Préparation domestique et regards tournés vers l’Est
Sur le plan organisationnel, la Fécofoot planche sur deux matches amicaux contre des sélections locales de la RDC puis du Cameroun, histoire de tester la résistance mentale du groupe. Le budget, estimé à près de 450 millions de francs CFA, reste tributaire des subsides de l’État et d’éventuels partenariats privés. « Nous entrons dans une phase où chaque franc doit avoir un impact sportif tangible », souligne un responsable du ministère des Sports, rappelant les critiques formulées par la Cour des comptes en 2023 sur la gestion des compétitions internationales.

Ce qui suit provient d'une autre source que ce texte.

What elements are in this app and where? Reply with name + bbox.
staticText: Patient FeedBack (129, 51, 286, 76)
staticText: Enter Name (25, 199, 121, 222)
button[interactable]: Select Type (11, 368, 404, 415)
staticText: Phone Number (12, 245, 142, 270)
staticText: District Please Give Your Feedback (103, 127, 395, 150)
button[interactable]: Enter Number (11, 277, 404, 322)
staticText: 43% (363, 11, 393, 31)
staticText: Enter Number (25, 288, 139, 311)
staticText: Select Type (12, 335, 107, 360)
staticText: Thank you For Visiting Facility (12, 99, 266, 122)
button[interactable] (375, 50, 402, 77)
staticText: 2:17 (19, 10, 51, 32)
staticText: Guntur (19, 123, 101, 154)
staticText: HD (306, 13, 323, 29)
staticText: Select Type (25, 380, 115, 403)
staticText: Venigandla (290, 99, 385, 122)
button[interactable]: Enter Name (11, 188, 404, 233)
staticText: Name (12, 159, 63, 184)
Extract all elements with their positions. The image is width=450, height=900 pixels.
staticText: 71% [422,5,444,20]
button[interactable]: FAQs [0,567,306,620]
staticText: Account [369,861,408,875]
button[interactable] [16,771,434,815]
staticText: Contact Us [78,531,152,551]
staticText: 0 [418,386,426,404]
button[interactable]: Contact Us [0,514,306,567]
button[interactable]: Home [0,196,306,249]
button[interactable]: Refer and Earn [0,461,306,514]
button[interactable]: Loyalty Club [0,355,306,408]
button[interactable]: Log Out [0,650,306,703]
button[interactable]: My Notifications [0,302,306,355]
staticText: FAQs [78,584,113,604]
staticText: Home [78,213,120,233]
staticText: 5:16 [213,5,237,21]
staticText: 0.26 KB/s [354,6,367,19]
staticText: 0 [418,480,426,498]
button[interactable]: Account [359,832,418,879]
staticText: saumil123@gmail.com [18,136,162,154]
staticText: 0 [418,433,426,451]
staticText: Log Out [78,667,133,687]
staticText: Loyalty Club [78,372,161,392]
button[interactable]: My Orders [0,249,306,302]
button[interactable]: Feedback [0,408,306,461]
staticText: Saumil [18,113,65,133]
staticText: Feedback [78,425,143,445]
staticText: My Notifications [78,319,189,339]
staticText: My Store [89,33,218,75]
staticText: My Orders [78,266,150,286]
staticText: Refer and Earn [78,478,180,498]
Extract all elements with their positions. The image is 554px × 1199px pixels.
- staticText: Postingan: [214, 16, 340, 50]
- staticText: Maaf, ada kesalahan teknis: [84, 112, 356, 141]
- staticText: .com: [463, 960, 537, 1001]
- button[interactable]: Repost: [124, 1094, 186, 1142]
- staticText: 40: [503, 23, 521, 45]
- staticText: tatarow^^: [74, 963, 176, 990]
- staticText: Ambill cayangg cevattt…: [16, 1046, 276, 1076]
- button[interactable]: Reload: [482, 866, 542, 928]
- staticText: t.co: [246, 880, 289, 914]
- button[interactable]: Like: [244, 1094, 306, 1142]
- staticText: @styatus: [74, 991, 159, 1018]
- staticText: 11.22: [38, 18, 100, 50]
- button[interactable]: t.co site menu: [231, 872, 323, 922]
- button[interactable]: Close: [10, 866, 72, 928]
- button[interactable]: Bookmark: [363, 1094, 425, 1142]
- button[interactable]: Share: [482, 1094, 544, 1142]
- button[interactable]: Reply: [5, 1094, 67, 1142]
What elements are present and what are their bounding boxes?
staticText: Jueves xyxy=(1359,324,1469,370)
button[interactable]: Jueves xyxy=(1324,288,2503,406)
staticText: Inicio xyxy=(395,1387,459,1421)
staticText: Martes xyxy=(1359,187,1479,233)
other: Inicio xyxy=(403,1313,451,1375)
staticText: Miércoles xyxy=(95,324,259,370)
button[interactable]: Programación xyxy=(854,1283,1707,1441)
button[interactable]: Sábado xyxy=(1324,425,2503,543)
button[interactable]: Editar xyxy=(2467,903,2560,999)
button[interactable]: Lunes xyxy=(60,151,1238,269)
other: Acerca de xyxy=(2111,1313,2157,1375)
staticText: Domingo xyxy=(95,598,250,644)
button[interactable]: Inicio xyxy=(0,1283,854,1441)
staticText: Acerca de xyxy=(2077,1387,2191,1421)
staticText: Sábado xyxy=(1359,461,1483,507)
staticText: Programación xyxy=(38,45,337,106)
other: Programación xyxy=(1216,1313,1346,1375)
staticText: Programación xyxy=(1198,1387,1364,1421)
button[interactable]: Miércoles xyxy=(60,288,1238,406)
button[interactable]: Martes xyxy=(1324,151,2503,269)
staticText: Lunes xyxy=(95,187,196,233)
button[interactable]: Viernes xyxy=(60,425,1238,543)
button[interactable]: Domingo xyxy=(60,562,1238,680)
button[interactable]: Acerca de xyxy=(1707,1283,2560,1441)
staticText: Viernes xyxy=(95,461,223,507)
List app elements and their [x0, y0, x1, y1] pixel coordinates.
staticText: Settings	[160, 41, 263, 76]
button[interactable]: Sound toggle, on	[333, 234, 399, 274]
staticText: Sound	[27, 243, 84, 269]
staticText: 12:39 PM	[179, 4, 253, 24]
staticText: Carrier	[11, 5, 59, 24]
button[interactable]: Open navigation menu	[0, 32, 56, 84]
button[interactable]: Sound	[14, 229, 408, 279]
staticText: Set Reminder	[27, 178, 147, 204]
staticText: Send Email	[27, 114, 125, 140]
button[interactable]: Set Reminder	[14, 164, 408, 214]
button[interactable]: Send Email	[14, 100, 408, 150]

Vers un été décisif pour la génération Samba
Au-delà du résultat brut, cette édition du CHAN servira de laboratoire à ciel ouvert pour la génération qui visera les éliminatoires de la CAN 2027. Les recruteurs tunisiens et soudanais, friands de talents bruts et disponibles à moindre coût, scruteront la moindre fulgurance. Dans les travées du stade Alphonse-Massamba-Débat, certains agents murmurent déjà que le latéral Prince Mouandza Mapata possède « le coffre d’un futur international A ». Reste à convertir les promesses en actes, loin de la moiteur brazzavilloise, sous les projecteurs d’un Est africain qui rêve de prouver son savoir-faire organisationnel.
La patrie, pour sa part, retiendra surtout que le football demeure ce miroir sur lequel se reflètent tant d’espoirs collectifs. Si la sélection congolaise parvient à franchir à nouveau le cap des quarts, elle offrira au pays une rare bouffée d’optimisme. Faute de quoi, le microcosme sportif local replongera dans ses sempiternels questionnements. Comme toujours, la ligne est ténue entre gloire continentale et introspection nationale.